SAGE Open (Dec 2024)
An Efficient Text-Mining Framework of Automatic Essay Grading Using Discourse Macrostructural and Statistical Lexical Features
Abstract
E-learning systems are transforming the educational sector and making education more affordable and accessible. Recently, many e-learning systems have been equipped with advanced technologies that facilitate the roles of educators and increase the efficiency of teaching and learning. One such technology is Automatic Essay Grading (AEG) or Automatic Text Scoring (ATS) systems. To enable educators to remain more focused on teaching, there is a dire need to develop a more efficient use of their time. This is where automatic systems come into play, but they are still encountering an ongoing challenge due to many complex aspects, such as covering students’ creativity, novelty, context, subjectivity, coherence, cohesion, and homogeneity.
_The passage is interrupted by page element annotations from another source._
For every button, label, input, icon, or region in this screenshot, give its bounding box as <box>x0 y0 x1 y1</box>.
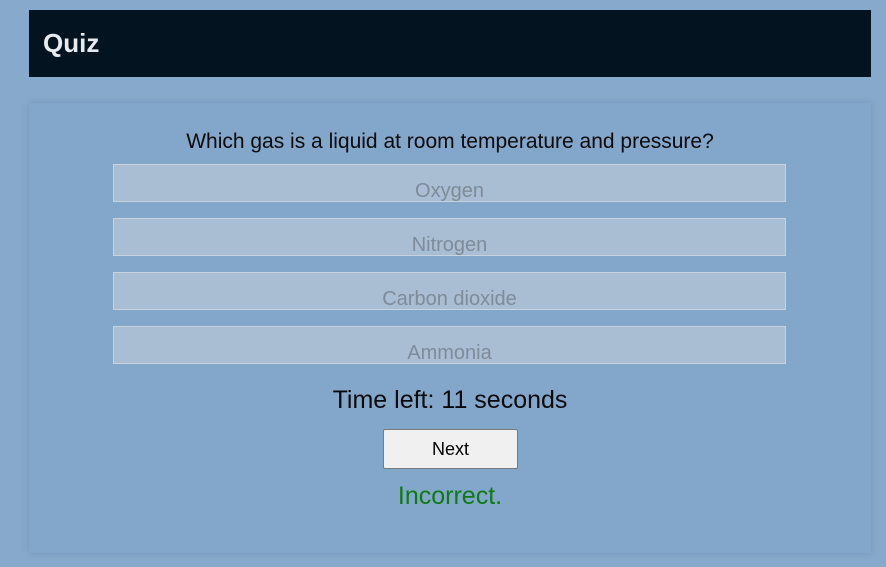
page-title: Quiz <box>43 28 100 58</box>
quiz-header: Quiz <box>29 10 871 77</box>
answer-option-ammonia[interactable]: Ammonia <box>113 326 786 364</box>
next-button[interactable]: Next <box>383 429 518 469</box>
answer-option-nitrogen[interactable]: Nitrogen <box>113 218 786 256</box>
quiz-card: Which gas is a liquid at room temperatur… <box>29 103 871 553</box>
question-text: Which gas is a liquid at room temperatur… <box>186 130 714 153</box>
answer-option-carbon-dioxide[interactable]: Carbon dioxide <box>113 272 786 310</box>
timer-text: Time left: 11 seconds <box>332 386 568 414</box>
answer-option-oxygen[interactable]: Oxygen <box>113 164 786 202</box>
feedback-message: Incorrect. <box>397 482 503 510</box>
The proposed study chose the Kaggle dataset of the Hewlett Foundation competition to cover this gap. It contains eight different essay sets based on student-written essays and their different range-based scores. Firstly, a score quantification method is applied to domain scores. Moreover, the proposed study covered four different aspects of student-written essays and extracted cohesion features via sentence connectivity, coherence via sentence relatedness, statistical lexical features via the Term Frequency (TF)-Inverse Document Frequency (IDF) method, and discourse macrostructural features via calculating the unique pattern of each essay. Three different experiments based upon the combination of these features are conducted, the most effective combination of features remains as statistical lexical features and discourse macrostructural features whereas the Linear Regression method is used for score prediction. The average Quadratic Weighted Kappa (QWK) score of 0.9339 was achieved and outperformed previous solutions in terms of time, computation, and performance.